Des raisons particulieres demandent des loix somptuaires dans quelques états. Le peuple, par la force du climat, peut devenir si nombreux, & d’un autre côté les moyens de le faire subsister peuvent être si incertains, qu’il est bon de l’appliquer tout entier à la culture des terres. Dans ces états, le luxe est dangereux, & les loix somptuaires y doivent être rigoureuses. Ainsi, pour sçavoir s’il faut encourager le luxe ou le proscrire, on doit d’abord jetter les yeux sur le rapport qu’il y a entre le nombre du peuple, & la facilité de le faire vivre.
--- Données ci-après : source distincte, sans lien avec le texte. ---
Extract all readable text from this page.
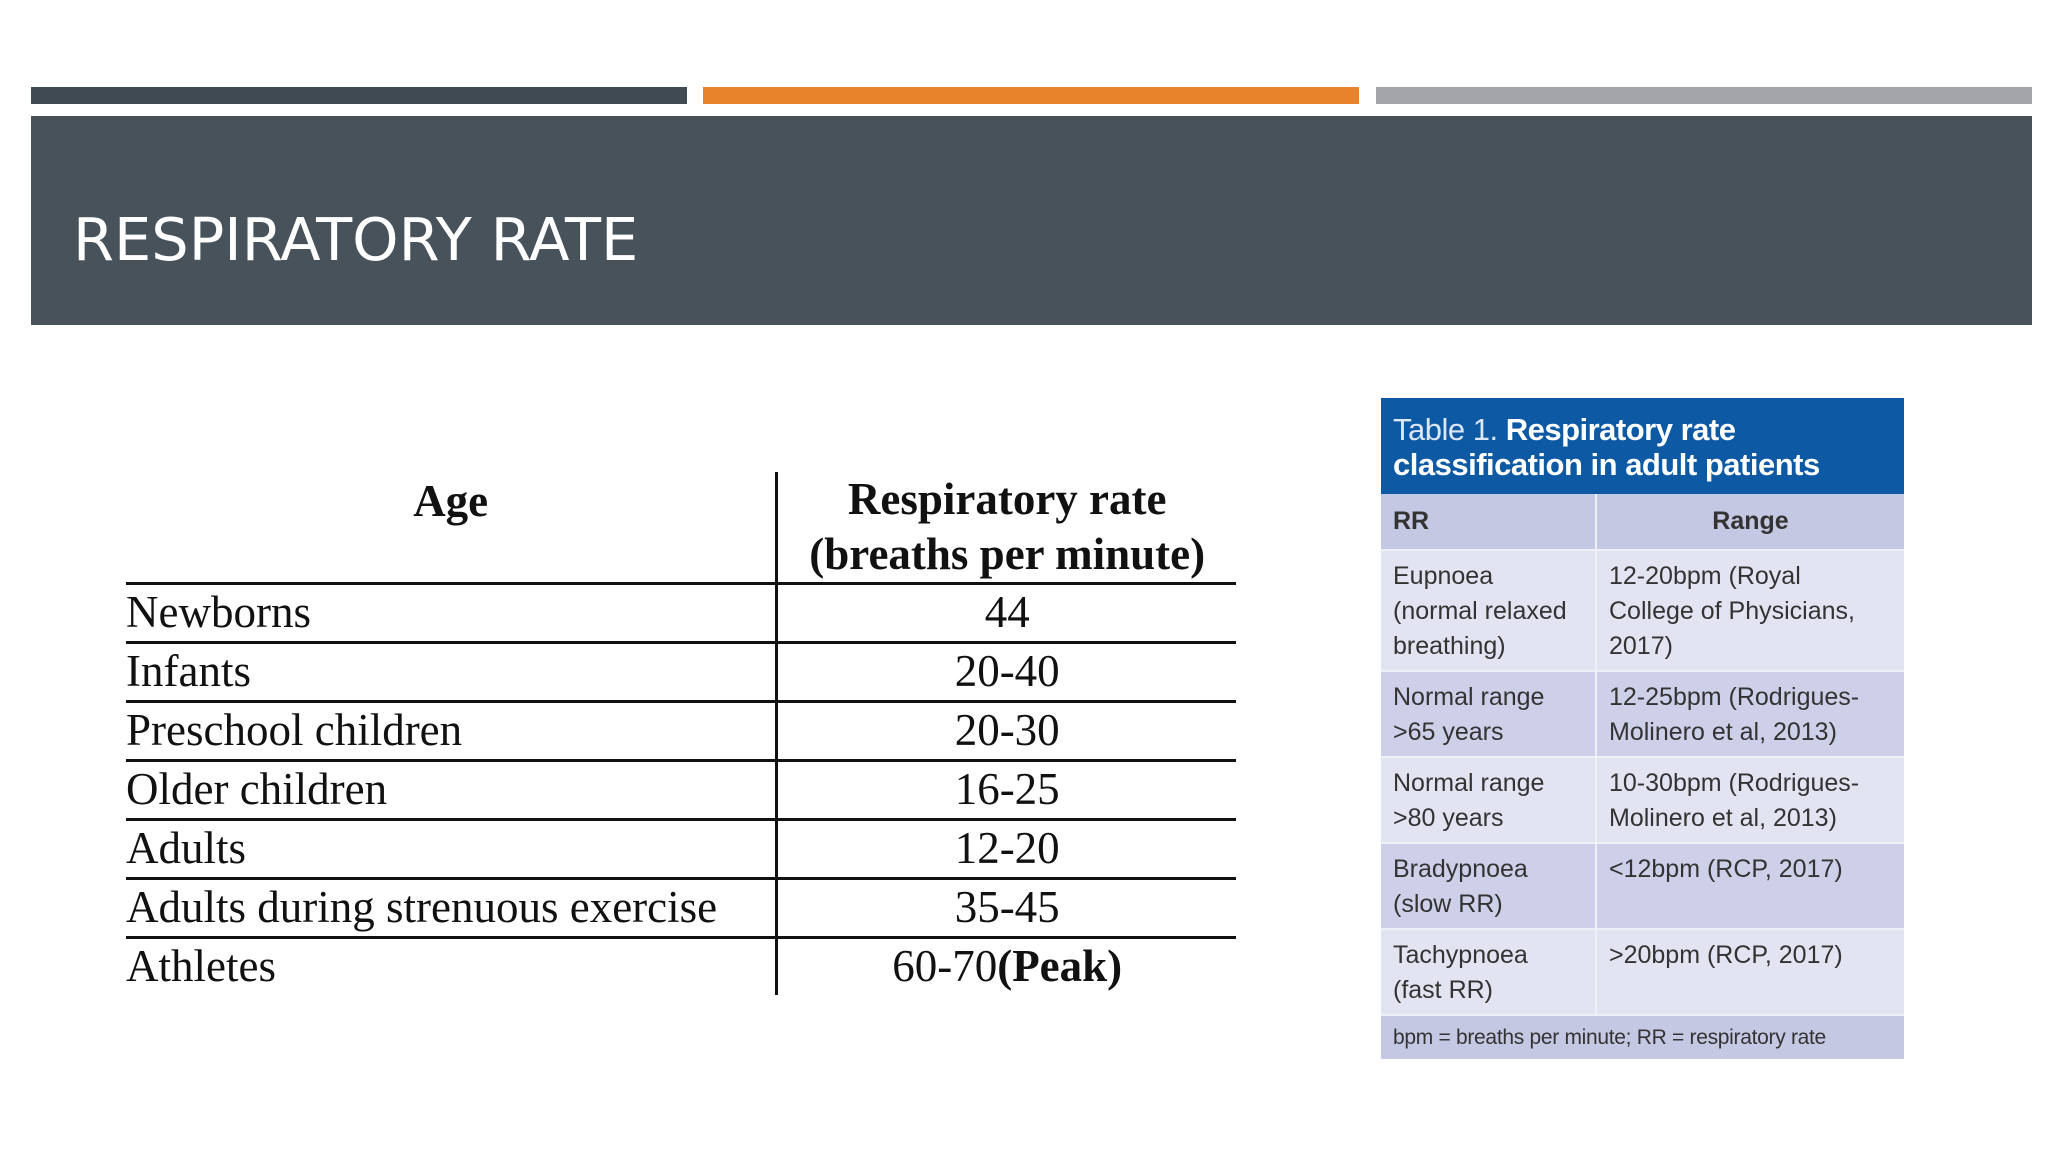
RESPIRATORY RATE
Age	Respiratory rate
(breaths per minute)
Newborns	44
Infants	20-40
Preschool children	20-30
Older children	16-25
Adults	12-20
Adults during strenuous exercise	35-45
Athletes	60-70(Peak)
Table 1. Respiratory rate classification in adult patients
RR	Range
Eupnoea (normal relaxed breathing)	12-20bpm (Royal College of Physicians, 2017)
Normal range >65 years	12-25bpm (Rodrigues-Molinero et al, 2013)
Normal range >80 years	10-30bpm (Rodrigues-Molinero et al, 2013)
Bradypnoea (slow RR)	<12bpm (RCP, 2017)
Tachypnoea (fast RR)	>20bpm (RCP, 2017)
bpm = breaths per minute; RR = respiratory rate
En Angleterre, le sol produit beaucoup plus de grains qu’il ne faut pour nourrir ceux qui cultivent les terres, & ceux qui procurent les vêtemens : il peut donc y avoir des arts frivoles, & par conséquent du luxe. En France, il croît allez de bled pour la nourriture des laboureurs, & de ceux qui sont employés aux manufactures : de plus, le commerce avec les étrangers peut rendre, pour des choses frivoles, tant de choses nécessaires, qu’on n’y doit gueres craindre le luxe.

A la Chine, au contraire, les femmes sont si fécondes, & l’espece humaine s’y multiplie à un tel point, que les terres, quelque cultivées qu’elles soient, suffisent à peine pour la nourriture des habitans. Le luxe y est donc pernicieux, & l’esprit de travail & d’éco-

  1. Voyez tom. II, liv. XX. chap. XX.